This is the public government dock at the end of James Island Road in the Saanichton area. This whole area on the East side of the Saanich peninsula is relatively shallow, gently-sloping and silty so I haven't thought much about diving around here. I was doing some local sightseeing in the area recently and I happened to walk out on the dock. Looking down in the water, I could see a forest of plumose anemones on the pilings. The visibility seemed reasonable and there were no parking or access issues so I came back the next day (Mar. 13, 2011) with my dive gear.
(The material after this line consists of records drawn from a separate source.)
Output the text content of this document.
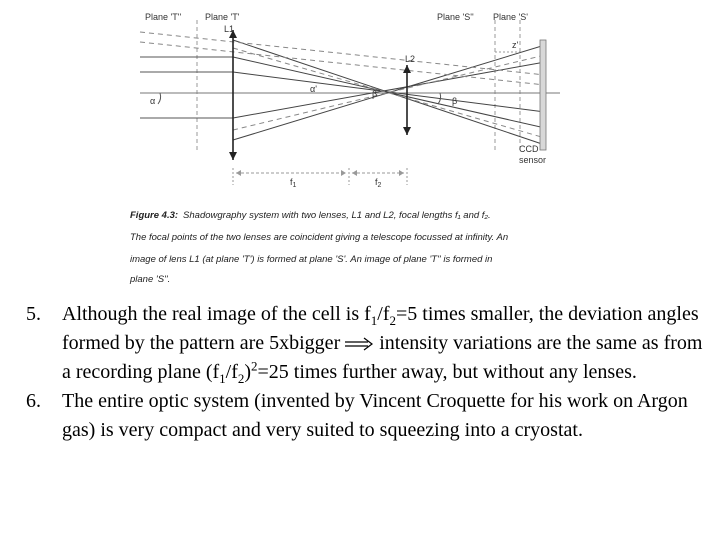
Plane 'T''	Plane 'T'	Plane 'S'' Plane 'S'
L1
L2
z'
α
α'	β
β
CCD
sensor
$f_1$	$f_2$
Figure 4.3: Shadowgraphy system with two lenses, L1 and L2, focal lengths f₁ and f₂.
The focal points of the two lenses are coincident giving a telescope focussed at infinity. An
image of lens L1 (at plane 'T') is formed at plane 'S'. An image of plane 'T'' is formed in
plane 'S''.
5. Although the real image of the cell is $f_1/f_2=5$ times smaller, the deviation angles formed by the pattern are 5xbigger intensity variations are the same as from a recording plane $(f_1/f_2)^2=25$ times further away, but without any lenses.
6. The entire optic system (invented by Vincent Croquette for his work on Argon gas) is very compact and very suited to squeezing into a cryostat.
There happened to be a gale blowing, but the dock was reasonably sheltered by Cordova Spit. I flopped into the water right off the lower part of the dock. Visibility was about 10-15 feet, which was good enough to see a few pilings at a time. They were mostly covered with plumose anemones, painted anemones and sunflower stars. Up close I could see tunicate colonies, hydroids, sponge, etc. There was a lot of junk scattered around under the dock (bicycles, old crab traps, scraps of metal and bits of wood. I saw one old abandoned trap stuffed full of captive sunflower stars. There must have been 10 of them in there. It was made out of netting, so I cut it open to allow them all to escape. There weren't many fish under the dock. I saw a school of tube snouts and a few tiny sculpins (this is a popular fishing spot). The area under the dock was about 17 feet deep. I swam straight out to where the chart shows a bit of a slope going down to about 50 feet deep. It was mostly muddy, but there were two or three small boulders. When I reached 40 feet deep, I was surrounded by a garden of sea pens. I followed them down to 50 feet deep, before turning around. I swam back up to some shallow reefs (10-30 feet deep) along the shore North of the dock. There were more plumose anemones and sunflower stars. I saw a few small copper rockfish hiding around the rocks. There's a small ladder mounted on the lower part of the dock and I was intending to use it to climb out of the water, but the rungs barely reached a foot below the surface and the small waves were making the floating dock bounce up and down so I climbed out on the rocks on shore.
I came back the next day with a close-up lens. It was much calmer, but I could see slicks of brown water from the rain runoff and the previous day's waves. Visibility was only 6 feet. I noticed a few shaggy mouse nudibranchs, gunnels and a great sculpin. With good visibility, this could be a decent little dive. It's also the easiest way I know of to see lots of sea pens in the Victoria area.
I noticed that on the American NOAA marine chart, there's a beached wreck just North of the government dock in Ferguson Cove. In Fred Rogers' "More Shipwrecks of British Columbia", he describes the wreck of the 80-foot steam tug Restless which caught fire in 1933 while tied up at the government dock. The crew cut it free and it drifted ashore in the nearby bay where it burned to the waterline. The book (written in 1992) says that "only a few iron fragments on the beach now mark her grave". I didn't see any sign of a wreck on the satellite image and I walked the beach at low tide without seeing anything resembling wreckage. It may have been buried/corroded/removed.